While Republican incumbent Brown has largely relied on personal stories to drive home his everyman persona — from meeting with Gloucester fishermen to greeting a Korean War hero — Democrat Warren dives deeper into policy, at one point citing the nation’s gross domestic product to craft an argument for more infrastructure spending.
But what may be most remarkable about the television ads is what’s missing. To date, neither Brown nor Warren has mentioned each other by name.
That may be a result of the so-called “People’s Pledge” signed by both candidates. The deal is intended to discourage outside groups and political action committees from launching attack ads.
So far, the deal has held, leaving the decision to air tougher ads up to Brown and Warren, a strategy neither had adopted yet.

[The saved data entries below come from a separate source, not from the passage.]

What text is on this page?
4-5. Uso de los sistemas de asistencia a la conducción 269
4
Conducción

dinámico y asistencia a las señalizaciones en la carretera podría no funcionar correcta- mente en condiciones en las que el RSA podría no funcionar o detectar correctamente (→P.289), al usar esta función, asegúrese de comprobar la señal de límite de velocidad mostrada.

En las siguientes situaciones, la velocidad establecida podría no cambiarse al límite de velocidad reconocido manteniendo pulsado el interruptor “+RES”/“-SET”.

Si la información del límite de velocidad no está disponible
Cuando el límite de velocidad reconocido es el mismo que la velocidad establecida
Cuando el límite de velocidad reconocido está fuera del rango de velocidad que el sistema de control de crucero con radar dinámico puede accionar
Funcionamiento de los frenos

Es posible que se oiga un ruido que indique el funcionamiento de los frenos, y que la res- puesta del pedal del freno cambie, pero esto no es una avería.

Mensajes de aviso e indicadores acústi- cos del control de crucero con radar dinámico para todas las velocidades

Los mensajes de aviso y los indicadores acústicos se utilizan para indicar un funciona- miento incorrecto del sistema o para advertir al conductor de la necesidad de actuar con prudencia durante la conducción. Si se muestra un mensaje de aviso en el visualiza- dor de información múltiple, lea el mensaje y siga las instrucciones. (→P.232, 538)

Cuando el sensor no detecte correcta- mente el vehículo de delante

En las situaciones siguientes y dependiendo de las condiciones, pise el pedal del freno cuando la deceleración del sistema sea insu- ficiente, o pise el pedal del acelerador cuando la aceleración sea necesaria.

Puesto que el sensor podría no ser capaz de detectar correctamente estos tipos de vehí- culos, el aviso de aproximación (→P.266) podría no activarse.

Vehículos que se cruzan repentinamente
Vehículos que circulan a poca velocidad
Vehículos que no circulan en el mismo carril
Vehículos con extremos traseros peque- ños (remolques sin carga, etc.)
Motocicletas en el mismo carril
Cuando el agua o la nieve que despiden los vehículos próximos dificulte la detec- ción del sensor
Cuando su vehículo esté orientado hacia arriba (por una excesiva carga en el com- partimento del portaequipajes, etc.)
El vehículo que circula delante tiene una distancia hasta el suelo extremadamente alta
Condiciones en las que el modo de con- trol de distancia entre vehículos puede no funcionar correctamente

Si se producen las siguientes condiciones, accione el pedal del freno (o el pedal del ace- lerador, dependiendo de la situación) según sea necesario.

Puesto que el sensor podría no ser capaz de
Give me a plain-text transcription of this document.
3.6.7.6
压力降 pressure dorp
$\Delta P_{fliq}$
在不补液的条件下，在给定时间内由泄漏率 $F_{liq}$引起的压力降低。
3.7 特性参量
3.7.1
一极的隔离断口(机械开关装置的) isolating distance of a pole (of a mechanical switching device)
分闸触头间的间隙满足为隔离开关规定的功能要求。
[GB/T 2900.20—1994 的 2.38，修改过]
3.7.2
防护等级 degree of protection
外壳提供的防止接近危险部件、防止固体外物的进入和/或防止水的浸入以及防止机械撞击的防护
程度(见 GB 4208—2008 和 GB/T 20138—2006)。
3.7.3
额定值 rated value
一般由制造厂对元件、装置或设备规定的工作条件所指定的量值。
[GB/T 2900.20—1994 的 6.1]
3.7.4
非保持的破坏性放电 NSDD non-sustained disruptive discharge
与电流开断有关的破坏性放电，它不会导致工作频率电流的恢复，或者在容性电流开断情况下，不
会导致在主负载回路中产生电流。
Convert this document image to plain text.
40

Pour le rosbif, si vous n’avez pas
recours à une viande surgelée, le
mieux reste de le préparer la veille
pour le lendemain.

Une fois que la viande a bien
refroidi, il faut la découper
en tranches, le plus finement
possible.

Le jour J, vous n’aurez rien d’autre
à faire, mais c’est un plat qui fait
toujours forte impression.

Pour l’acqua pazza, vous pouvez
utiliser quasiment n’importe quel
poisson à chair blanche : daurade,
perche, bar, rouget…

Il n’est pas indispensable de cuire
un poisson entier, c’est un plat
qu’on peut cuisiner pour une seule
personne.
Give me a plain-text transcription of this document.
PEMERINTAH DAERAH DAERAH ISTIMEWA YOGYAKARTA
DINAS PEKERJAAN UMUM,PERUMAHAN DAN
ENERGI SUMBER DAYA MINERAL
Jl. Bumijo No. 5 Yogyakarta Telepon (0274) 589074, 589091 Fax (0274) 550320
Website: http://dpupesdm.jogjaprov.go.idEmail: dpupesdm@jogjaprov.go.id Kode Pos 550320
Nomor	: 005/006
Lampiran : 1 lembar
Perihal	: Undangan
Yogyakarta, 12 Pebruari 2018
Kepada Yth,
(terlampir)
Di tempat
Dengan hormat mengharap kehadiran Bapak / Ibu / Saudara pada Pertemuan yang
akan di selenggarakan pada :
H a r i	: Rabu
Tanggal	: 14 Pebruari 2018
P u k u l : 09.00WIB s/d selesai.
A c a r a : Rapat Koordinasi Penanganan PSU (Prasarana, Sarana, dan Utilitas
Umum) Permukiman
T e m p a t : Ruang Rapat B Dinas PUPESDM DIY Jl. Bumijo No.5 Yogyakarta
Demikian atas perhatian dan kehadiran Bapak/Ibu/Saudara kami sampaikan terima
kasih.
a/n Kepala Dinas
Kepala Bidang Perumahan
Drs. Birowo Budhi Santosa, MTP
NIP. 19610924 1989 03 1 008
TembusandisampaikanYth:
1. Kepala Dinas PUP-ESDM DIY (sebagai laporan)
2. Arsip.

Brown has instead opted for a series of relatively sunny ads, including testimonials from his wife, former television reporter Gail Huff, and a handful of Democratic officials including former Boston Mayor Ray Flynn.
In one recent ad, Brown is shown visiting with fisherman and talking about how the industry is struggling with “overregulation, unfair enforcement and crushing fines.”
“I’m going to be fighting to protect them,” Brown pledges, but offers few other details. A press release sent to reporters points to Brown’s support of a bill to ease federal regulations on fishing communities.
In another ad, Brown is seen meeting with Congressional Medal of Honor recipient and Korean War Navy pilot Tom Hudner, who crash landed his plane behind enemy lines to rescue his wingman.
Brown thanks Hudner for his service but makes no reference to specific policies for veterans.